First and foremost, remember that “no” is a full sentence. Many people feel guilty for saying no, whether that be to RSVPs, volunteering, extra work, etc. While these events or situations might seem okay or even enjoyable, knowing how to prevent burnout is key. If you’re the kind of person who will feel depleted after 3 days of events, then saying “yes” to lots of invites is probably not the best idea. If staying late at the office makes you antsy and stressed, try leaving on time.

Usually, we put pressure on ourselves to meet certain expectations, which has the potential to drain our batteries. Remember, setting boundaries is a way to establish self-respect, and declining an event or superfluous task does not require an explanation.

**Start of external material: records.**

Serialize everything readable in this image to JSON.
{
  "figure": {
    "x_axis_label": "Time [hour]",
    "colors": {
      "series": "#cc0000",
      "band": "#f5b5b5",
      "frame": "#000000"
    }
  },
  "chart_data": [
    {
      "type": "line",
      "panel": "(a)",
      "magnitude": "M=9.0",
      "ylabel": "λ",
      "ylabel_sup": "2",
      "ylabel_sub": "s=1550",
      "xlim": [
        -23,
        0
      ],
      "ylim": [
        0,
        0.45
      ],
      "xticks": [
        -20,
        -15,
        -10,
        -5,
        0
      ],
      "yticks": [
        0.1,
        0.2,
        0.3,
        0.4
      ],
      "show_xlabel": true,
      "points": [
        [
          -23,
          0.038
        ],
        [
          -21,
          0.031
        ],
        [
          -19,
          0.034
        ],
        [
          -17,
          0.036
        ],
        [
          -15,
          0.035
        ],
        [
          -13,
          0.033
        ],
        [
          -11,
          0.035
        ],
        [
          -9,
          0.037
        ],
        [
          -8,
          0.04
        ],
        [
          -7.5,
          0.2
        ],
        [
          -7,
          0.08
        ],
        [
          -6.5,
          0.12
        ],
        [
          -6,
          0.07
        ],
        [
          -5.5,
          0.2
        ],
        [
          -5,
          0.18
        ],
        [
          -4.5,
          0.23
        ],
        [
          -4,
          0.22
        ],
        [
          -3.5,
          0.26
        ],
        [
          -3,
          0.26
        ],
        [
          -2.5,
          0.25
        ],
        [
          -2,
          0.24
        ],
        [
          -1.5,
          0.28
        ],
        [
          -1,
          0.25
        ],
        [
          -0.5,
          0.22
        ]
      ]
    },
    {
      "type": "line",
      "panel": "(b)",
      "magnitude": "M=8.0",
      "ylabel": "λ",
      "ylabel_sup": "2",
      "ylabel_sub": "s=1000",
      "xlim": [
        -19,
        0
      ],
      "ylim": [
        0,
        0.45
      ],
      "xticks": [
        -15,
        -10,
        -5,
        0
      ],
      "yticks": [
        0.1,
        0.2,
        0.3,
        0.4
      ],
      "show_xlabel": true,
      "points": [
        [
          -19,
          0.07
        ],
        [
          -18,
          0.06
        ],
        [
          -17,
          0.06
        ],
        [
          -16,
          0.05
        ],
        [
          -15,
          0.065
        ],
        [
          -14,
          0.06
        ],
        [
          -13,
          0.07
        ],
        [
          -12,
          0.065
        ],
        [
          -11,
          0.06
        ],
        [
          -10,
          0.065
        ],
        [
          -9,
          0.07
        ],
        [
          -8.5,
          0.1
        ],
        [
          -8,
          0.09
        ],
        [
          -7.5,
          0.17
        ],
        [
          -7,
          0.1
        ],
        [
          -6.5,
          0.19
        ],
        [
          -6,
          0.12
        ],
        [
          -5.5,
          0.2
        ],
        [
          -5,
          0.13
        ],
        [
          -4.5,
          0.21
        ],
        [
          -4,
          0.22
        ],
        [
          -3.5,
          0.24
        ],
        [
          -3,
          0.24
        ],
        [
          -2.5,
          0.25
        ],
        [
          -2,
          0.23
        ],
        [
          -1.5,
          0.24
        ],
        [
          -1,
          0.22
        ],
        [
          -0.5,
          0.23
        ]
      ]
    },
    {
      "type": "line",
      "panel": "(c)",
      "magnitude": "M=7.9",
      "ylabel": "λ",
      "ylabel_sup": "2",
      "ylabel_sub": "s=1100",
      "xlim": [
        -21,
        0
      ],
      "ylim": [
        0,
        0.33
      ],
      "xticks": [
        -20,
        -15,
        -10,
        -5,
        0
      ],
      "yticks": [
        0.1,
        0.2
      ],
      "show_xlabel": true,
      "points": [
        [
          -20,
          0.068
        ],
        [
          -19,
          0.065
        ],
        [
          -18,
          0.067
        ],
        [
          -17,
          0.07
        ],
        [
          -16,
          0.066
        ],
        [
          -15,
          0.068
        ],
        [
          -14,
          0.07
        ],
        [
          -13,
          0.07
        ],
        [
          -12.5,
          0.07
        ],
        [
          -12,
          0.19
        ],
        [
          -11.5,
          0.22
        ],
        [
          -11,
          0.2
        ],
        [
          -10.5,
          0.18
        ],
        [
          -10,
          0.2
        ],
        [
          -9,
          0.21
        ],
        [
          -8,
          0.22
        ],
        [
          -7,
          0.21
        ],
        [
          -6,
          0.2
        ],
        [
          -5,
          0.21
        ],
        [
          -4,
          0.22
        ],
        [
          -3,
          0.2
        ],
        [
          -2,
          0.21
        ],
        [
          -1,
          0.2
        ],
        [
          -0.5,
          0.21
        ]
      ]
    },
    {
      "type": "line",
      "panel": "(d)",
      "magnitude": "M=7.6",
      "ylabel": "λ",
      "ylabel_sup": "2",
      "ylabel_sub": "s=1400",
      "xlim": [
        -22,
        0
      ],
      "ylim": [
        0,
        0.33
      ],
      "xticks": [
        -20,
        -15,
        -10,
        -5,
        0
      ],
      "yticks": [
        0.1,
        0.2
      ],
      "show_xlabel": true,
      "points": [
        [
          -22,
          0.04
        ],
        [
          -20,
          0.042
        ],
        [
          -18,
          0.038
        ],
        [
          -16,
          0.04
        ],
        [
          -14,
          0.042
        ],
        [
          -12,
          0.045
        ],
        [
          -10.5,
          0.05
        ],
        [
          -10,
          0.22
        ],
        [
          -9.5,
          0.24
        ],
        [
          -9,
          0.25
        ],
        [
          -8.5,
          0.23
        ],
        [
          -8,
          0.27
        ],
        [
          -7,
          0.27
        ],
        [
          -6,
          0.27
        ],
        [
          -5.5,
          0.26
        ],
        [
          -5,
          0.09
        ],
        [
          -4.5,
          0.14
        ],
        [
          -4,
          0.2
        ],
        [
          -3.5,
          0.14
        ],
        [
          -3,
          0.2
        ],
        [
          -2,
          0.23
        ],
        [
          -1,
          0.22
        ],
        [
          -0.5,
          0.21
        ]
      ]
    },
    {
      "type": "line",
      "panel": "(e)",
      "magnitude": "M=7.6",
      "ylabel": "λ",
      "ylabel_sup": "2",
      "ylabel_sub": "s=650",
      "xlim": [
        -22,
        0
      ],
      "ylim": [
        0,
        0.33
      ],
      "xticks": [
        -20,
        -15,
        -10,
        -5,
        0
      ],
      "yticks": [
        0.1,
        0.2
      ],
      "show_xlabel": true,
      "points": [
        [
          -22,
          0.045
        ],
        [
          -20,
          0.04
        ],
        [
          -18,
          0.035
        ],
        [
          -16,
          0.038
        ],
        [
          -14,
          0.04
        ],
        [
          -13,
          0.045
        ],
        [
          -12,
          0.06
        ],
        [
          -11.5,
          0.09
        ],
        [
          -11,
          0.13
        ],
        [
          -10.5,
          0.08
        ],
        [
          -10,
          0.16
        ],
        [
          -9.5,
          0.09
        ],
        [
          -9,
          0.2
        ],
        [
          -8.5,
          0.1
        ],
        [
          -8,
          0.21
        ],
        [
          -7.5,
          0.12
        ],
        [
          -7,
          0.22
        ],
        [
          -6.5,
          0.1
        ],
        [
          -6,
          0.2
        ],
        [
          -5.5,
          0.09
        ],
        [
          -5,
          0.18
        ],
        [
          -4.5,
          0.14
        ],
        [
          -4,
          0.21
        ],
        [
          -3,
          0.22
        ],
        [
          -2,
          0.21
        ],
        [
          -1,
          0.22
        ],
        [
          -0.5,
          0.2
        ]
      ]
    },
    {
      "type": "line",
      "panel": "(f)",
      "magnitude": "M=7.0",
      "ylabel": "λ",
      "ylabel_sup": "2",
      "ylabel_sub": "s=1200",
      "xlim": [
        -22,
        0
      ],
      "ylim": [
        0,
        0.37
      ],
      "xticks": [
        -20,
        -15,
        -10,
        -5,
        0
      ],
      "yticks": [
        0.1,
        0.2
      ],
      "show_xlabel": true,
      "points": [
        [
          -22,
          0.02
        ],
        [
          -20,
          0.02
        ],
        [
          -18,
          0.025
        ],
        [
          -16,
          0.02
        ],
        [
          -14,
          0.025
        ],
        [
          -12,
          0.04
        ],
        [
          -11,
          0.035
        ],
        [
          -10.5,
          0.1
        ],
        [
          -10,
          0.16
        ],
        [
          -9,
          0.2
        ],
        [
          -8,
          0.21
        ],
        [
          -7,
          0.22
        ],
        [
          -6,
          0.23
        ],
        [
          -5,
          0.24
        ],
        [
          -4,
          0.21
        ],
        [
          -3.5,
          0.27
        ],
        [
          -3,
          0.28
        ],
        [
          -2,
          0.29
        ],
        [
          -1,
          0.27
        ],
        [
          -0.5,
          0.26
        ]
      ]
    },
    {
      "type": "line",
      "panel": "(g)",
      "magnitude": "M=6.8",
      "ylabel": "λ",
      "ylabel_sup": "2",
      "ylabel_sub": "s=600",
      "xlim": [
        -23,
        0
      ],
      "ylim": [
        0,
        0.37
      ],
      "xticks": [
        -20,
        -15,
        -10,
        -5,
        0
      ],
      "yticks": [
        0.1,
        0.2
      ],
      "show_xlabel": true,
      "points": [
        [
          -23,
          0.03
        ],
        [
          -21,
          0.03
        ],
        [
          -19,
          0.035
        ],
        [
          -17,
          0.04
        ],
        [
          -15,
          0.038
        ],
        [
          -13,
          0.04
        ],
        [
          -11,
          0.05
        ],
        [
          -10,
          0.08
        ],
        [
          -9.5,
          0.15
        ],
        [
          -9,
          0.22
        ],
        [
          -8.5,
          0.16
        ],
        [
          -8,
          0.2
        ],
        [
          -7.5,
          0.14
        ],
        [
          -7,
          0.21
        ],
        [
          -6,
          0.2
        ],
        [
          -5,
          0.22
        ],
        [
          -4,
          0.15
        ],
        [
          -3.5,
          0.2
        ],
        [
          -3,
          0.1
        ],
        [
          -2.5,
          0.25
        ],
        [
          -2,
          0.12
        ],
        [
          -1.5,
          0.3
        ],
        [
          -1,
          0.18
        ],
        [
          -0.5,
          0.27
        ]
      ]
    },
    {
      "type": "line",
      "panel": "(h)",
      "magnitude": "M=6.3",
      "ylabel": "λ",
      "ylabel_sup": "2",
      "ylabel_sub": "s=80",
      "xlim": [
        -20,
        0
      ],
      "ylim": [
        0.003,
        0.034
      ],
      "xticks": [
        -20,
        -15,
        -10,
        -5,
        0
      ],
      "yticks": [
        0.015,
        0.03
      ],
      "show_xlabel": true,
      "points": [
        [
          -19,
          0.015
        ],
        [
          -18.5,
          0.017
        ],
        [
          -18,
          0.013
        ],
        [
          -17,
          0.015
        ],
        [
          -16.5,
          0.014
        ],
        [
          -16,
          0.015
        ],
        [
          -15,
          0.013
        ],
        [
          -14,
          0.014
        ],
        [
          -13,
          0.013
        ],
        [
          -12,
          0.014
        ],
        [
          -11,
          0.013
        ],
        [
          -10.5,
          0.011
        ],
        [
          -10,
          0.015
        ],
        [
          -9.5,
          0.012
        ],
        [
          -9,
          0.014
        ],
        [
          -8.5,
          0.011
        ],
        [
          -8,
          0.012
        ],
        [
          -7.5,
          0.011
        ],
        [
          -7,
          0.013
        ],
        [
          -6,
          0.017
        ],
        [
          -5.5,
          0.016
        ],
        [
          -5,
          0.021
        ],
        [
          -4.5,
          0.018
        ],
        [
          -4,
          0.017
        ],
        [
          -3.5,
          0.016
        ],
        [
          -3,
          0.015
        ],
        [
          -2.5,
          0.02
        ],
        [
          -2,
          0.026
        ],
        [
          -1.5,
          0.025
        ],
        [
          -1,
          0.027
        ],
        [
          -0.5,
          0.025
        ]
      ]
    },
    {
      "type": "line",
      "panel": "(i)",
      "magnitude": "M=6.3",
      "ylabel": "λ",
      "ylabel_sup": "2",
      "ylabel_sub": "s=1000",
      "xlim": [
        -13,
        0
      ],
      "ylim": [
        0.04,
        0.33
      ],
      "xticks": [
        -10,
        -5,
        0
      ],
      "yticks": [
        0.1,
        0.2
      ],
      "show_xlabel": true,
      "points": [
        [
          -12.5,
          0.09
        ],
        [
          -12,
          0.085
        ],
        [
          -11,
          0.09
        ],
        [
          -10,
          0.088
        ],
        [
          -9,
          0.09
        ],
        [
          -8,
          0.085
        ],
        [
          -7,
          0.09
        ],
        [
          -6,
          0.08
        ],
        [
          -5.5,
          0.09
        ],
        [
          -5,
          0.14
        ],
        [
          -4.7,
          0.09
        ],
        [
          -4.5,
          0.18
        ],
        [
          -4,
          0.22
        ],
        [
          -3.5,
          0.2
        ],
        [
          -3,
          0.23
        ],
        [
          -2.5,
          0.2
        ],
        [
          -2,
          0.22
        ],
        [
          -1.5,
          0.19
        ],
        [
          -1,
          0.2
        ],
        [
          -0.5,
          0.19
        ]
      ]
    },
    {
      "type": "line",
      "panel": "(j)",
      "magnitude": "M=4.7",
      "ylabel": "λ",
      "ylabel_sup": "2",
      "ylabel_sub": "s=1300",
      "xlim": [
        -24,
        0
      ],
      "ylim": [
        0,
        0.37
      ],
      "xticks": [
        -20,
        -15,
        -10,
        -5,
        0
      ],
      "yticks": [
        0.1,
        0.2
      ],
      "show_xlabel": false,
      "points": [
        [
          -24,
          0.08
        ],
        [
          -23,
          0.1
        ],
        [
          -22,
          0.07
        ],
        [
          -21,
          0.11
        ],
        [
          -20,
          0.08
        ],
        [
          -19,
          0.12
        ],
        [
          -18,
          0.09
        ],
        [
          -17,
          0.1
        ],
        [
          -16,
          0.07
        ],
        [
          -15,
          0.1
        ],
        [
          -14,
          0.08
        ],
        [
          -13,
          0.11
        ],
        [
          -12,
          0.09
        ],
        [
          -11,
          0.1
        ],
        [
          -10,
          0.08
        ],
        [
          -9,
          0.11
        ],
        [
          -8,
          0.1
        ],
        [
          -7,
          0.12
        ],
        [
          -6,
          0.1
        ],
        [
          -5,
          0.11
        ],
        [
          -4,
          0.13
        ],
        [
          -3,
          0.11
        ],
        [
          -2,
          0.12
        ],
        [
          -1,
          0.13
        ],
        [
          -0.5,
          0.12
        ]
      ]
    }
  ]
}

Some simple ways to decline include: “Thank you for the invite, we won’t be able to attend.” “Thank you so much for thinking of me. I won’t be able to come this year. Happy Holidays!” Even a simple “I won’t be able to make it.” is enough.

Examples of boundary setting include:

-Declining events

-Leaving events after a certain amount of time

-Leaving work on time

-Sticking to a holiday budget

-Speaking up for your needs

Next, try to get some light! Seasonal affective disorder, also known as SAD, affects over 3 million people per year (MayoClinic). One way to relieve the symptoms is making sure you’re receiving enough light.  Many people work indoors and don’t make it outside enough. If you can, try to take breaks outside and receive natural sunlight. The sun boosts the brain, body’s immunity, and nervous system. It can even improve and ward off depression. However, if going outside is not an option, investigate light therapy! There are strong lights that can mimic the sun, offering you relief and similar benefits. It can be plugged in right at your desk.

How to Get More Light:

-Spend time outside (even five minutes)

-Open the blinds for a while

-Ask to move near a window

-Buy a light therapy lamp

-Ask your doctor about taking vitamin D

Paying attention to our thoughts can be very useful, especially during this time. Often, our thoughts add more stress to our lives. Try to catch your thoughts as they happen; you might be surprised what you discover. So many of our thoughts float along unnoticed. If you can catch certain thought patterns as they’re occurring, you can interrupt them and reframe them. For instance, if you find yourself thinking, “Nobody will like my handmade gifts this year,” instead you can reframe by saying back: “I put a lot of effort into these gifts. They were made with love, and if people don’t like them, it’s not my problem.” The more we can reframe and talk back in a positive way to negative thoughts, the less stress we feel.

Another activity includes making a list of what you can and cannot control. This simple activity reminds us that fretting about what we can’t control won’t benefit us, and it also helps us be productive about what we can.

Example:

Can Control:

-Which events I go to

-My reaction to difficult family members

-Taking my own car to events

-The time I go to bed

Can’t control:

-The time work starts

-My bloodwork results

-The weather for my party

Ultimately, being hard on yourself will only add stress, so try to pay attention to negative thoughts and reframe them.

Finally, create space for yourself. What is one thing you can do for yourself this week? And this doesn’t mean chores or work-related tasks (unless that brings you joy). Maybe you will make time to take a bath, make your favorite meal, journal, watch a movie or spend extra time with your animals. Think of what your body and mind need to feel refreshed and gain fulfillment and peace.

Examples:

-Stretching

-Painting

-Ordering food

-Having alone time

-Painting your nails

-Reading

While stress seems to dominate this time of year, it doesn’t have to. Remembering your boundaries, getting sunlight, identifying what is in your control and making time for yourself are just a few ways to ease holiday stress. When combined, they have the magic to restore energy and reduce seasonal overwhelm.